Re: Question regarding DB_File
by bikeNomad (Priest) on Jul 07, 2001 at 00:37 UTC
    You can look at the BerkeleyDB module documentation; the tied hash implementation is more or less the same as DB_File, except that it gives you full control over the database. Also, you can look at the documentation of the BerkeleyDB API itself, which can give you an idea what it can do.

    I don't know what you mean by "display in the order"; it would depend on how you're doing the displaying. Do you mean that keys(%myDB) will return the order of insertion?

    If you're interested in the order of insertion, you may want to look at the DB_RECNO type instead. The BTree will order by key value.

    Look at Sleepycat's documentation on BerkeleyDB for details on how this all works. And look into using the BerkeleyDB module instead of DB_File if you want finer-grained control over ordering, duplicate keys, locking, etc.

      I'm going to describe the catalog number system in detail:
      There are several types of catalog numbers:
      • Numbers with no leading or trailing alphabetical characters (ie: 219)
      • Numbers with leading alphabetical characters (ie: C18)
      • Numbers with trailing alphabetical characters (ie: 219a)
      • Numbers with leading and trailing alphabetical characters (ie: C3a)
      • Numbers that are a range of other numbers (ie: 751-751a or 756-765)
      When sorted a list of the following catalog numbers:
      219, C18, 291a, C3a, 756-765, C21/22, 219a, 756, 291, C20, C30

      Should look like this:

        219
      • 219a
      • 291
      • 291a
      • 756
      • 756-765
      • C3a
      • C18
      • C20
      • C21/22
      • C30
      I can't have normal numbers out of order (as an alphabetical sort would do, with 10 coming before 9), nor can I change the catalog numbering system. How is someone supposed to be able to sort a list like that? It's totally beyond me! I'm really doubting it's possible. I would love for someone to prove me wrong!!!

      Stamp_Guy

        It is possible to write a sort function that will produce any arbitrary order your heart desires. However, it might be difficult to write, and the resulting program might not be very efficient. A powerful technique is to transform the keys into something that can be sorted alphabetically. This is much easier to think about, and lets you take advantage of the special key-reduction optimizations that are built into the newer versions of DB_File.

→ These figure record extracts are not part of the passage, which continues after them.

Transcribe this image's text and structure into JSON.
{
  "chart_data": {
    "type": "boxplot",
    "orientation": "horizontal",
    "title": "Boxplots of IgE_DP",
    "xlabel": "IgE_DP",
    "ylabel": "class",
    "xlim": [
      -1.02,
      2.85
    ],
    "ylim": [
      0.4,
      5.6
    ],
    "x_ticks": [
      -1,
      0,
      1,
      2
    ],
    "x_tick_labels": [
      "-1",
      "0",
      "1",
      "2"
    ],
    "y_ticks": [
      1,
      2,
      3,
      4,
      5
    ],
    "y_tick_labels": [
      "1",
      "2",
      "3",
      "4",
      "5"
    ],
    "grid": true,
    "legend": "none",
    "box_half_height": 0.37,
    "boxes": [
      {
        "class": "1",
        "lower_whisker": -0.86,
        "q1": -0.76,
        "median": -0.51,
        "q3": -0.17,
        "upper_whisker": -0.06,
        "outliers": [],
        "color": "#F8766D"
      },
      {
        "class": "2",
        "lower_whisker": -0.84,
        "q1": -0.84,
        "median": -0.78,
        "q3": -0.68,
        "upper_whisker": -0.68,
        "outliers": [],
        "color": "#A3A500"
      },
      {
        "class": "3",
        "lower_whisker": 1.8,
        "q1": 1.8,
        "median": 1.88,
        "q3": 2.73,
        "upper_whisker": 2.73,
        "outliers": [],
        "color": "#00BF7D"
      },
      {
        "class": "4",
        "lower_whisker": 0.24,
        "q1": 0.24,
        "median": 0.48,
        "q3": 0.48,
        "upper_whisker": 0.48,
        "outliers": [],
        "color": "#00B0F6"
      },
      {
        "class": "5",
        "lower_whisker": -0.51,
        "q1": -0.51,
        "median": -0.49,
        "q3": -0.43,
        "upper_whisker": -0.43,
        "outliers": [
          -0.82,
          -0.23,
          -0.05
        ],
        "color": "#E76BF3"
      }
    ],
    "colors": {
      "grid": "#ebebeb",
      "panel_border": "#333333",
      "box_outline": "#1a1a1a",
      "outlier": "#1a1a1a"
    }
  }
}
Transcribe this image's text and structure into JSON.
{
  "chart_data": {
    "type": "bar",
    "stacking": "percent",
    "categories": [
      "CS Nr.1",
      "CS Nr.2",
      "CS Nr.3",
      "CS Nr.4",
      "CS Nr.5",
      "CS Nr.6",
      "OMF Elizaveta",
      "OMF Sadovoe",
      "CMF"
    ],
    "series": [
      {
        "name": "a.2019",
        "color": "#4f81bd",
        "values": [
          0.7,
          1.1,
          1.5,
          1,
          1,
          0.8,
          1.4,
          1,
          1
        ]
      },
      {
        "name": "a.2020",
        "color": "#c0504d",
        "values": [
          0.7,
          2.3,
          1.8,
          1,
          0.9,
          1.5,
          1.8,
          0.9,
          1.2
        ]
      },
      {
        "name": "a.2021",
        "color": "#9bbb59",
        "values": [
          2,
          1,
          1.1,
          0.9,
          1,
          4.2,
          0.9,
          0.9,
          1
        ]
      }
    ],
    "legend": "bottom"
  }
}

        If you know that the catalog numbers never have more than a certain number of digits, you can make them sortable by adding leading zeroes to numbers, like this:

        • 9 -> 009
        • 123a -> 123a
        • C30 -> C030
        • C21/22 -> C021/022
        ...and so on. You can make this transformation with a simple statement like:
        $key =~ s/(\d+)/sprintf "%03d", $1/eg;
        Remember to keep a copy of the original key around so you can show it to your users, and they won't ever have to know what you've done.

        If you don't have a guarantee about how many digits can be in a catalog number, there are clever solutions... You could, for instance, store the number of digits followed by the actual digits themselves.

Re: Question regarding DB_File
by no_slogan (Deacon) on Jul 07, 2001 at 00:25 UTC
    A B-Tree file stores its keys in sorted order, so if you do this:
    $btree{"ccc"} = $foo; $btree{"aaa"} = $bar; $btree{"bbb"} = $baz; print join(" ", keys %btree), "\n";
    ... you'll get "aaa bbb ccc" out. (Assuming you're using the default sorting order in your btree.) Maintaining this sorted order is how B-Trees are able to locate a particular piece of information quickly. There's no easy way to get the keys out in insertion order, unless that happens to be the same as sorted order.

    The only time this is really useful is when your btree file is too big to do keys %btree on in the first place, though. Otherwise, it's not much better than sort keys %hash. If your file is that big, you'll need to either use each to walk through the whole thing, or DB_File::seq to find a particular range.

Re: Question regarding DB_File
by LD2 (Curate) on Jul 07, 2001 at 00:59 UTC
    Take a look at this document, it gives a good example of DB_Btree - as well as how to override the default sorting algorithm.